Porto Príncipe, Haiti - Quem caminha pelas ruas de Porto Príncipe e vê que a maior parte da população está realmente sem ocupação, se convence rapidamente de que só investimentos externos permitirão a geração de trabalho e renda e, a longo prazo, o desenvolvimento do país. Essa é a opinião do embaixador brasileiro no Haiti, Igor Kipman, para quem a presença militar brasileira no país está sendo eficiente em pavimentar o caminho para que novos investimentos ocorram. Curitibano, Kipman conversou sobre a situação do Haiti com a Gazeta do Povo na embaixada brasileira, na região de Pétionville.
O que o senhor pensa da crítica manifestada pelo representante da Organização dos Estados Americanos (OEA) no Haiti, o brasileiro Ricardo Seitenfus, retirado do cargo, de que é preciso destinar mais esforços para o desenvolvimento do Haiti e menos para a segurança?
Esse é o discurso do Brasil no Conselho de Segurança da ONU desde 2004 [quando a missão de pacificação, Minustah, entrou no Haiti]. Não é novidade. A cada renovação da resolução [que permite à ONU manter a missão de paz], conseguimos avanços para que a Minustah trate mais de desenvolvimento. A segurança hoje está incomparavelmente melhor do que em 2004. Em 2005, tivemos a vinda da companhia militar brasileira de engenharia, que depois foi ampliada, e hoje a Minustah faz muito mais em termos de desenvolvimento do que em 2004. Um dos trabalhos é desobstruir ruas e abrir estradas. Mas não se pode esperar que ela resolva o problema do desenvolvimento, porque esse avanço depende de investimento pesado nesse caso, estrangeiro. Geração de emprego e criação de renda. Essa não é a função da missão da ONU. Ela coopera para que esses investimentos possam entrar no país, mantendo o ambiente seguro e com infraestrutura. Você não faz ideia do que eram essas ruas da cidade em 2004...
Quais são os principais investimentos privados do Brasil no Haiti?
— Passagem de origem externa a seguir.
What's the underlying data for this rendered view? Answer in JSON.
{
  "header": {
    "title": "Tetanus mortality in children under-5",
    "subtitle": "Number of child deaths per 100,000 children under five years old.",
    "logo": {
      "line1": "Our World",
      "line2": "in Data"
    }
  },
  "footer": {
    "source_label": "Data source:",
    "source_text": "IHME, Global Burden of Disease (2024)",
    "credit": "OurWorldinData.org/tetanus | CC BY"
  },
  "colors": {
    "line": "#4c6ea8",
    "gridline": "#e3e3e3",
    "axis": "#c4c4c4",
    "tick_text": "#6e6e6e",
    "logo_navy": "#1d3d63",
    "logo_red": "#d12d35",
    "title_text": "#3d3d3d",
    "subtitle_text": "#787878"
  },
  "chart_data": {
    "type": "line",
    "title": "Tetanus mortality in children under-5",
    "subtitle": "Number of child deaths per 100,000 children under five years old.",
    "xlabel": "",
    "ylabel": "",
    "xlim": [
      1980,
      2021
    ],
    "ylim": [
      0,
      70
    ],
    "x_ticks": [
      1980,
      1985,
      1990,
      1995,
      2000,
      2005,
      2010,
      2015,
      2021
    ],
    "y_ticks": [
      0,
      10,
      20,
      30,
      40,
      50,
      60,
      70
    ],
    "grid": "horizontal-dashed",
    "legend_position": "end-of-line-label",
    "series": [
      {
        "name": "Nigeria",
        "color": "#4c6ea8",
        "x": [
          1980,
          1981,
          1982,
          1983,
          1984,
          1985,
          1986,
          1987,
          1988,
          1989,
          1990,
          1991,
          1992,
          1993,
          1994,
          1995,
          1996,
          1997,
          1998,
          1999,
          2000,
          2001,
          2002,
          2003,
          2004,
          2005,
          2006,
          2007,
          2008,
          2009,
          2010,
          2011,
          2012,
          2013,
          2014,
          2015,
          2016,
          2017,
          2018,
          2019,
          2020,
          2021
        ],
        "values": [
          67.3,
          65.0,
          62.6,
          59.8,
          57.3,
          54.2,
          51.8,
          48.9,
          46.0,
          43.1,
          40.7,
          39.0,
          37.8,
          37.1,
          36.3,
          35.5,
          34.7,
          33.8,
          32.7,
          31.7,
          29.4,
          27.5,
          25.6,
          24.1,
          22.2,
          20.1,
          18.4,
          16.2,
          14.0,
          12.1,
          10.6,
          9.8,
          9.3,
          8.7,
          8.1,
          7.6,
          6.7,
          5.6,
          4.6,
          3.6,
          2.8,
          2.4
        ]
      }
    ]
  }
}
Temos a empreiteira baiana OAS, que já está atuando aqui, e o interesse manifesto da indústria têxtil brasileira. Ano passado, veio uma missão grande da Associação Brasileira da Indústria Têxtil com cerca de dez grandes empresas, que estão em tratativas para vir investir aqui, mas isso passa pelo ambiente seguro e acesso a infraestrutura. Além disso, o Banco Interamericano trabalha na criação de um polo industrial no norte do país, da qual também temos participado. E a Empresa Brasileira de Pesquisa Agropecuária (Embrapa) tem um projeto de melhoramento de sementes. Uma variedade de arroz testada já se mostrou dez vezes mais produtiva que a utilizada localmente. Depois vamos buscar substituir as variedades para aumentar a produtividade e reduzir o custo.
Que outros projetos de reconstrução estão em andamento no país?
Há uma quantidade imensa de projetos nem todos em andamento. A preocupação básica no momento é a realocação de 1,3 milhão de desabrigados que estão em barracas precárias. Em outubro do ano passado chegou a epidemia de cólera, que foi mais um complicador.
Em que fase está o projeto de construção da hidrelétrica no Rio Artibonite, para a qual o Brasil destinou recursos?
O projeto foi finalizado em outubro e custou ao governo brasileiro R$ 4 milhões. Agora a obra pode ser licitada, mas a decisão foi aguardar os recursos de construção. Faltam US$ 120 milhões. Estamos buscando parceiros, falando com autoridades.
O atraso na conclusão do processo eleitoral atrapalha a reconstrução do país?
Sim. Há uma expectativa natural do povo haitiano e dos parceiros internacionais em saber quem serão os novos governantes do país, que irão gerir o dinheiro prometido pelos doadores. O atraso faz com que as coisas fiquem emperradas. O combate à epidemia de cólera segue o curso normal, mas projetos de mais longo prazo e maior volume de recursos estão presos. Faz parte do processo democrático. O atraso é ruim, mas inevitável no processo democrático que se está tentando implantar aqui.
A posse, prevista pela Constituição para o dia 7 de fevereiro, claramente não poderá ocorrer. O presidente Préval pode permanecer no cargo mesmo assim?
O entendimento é que sim, porque a Carta haitiana diz que o mandato é de cinco anos, e ele assumiu em maio de 2006.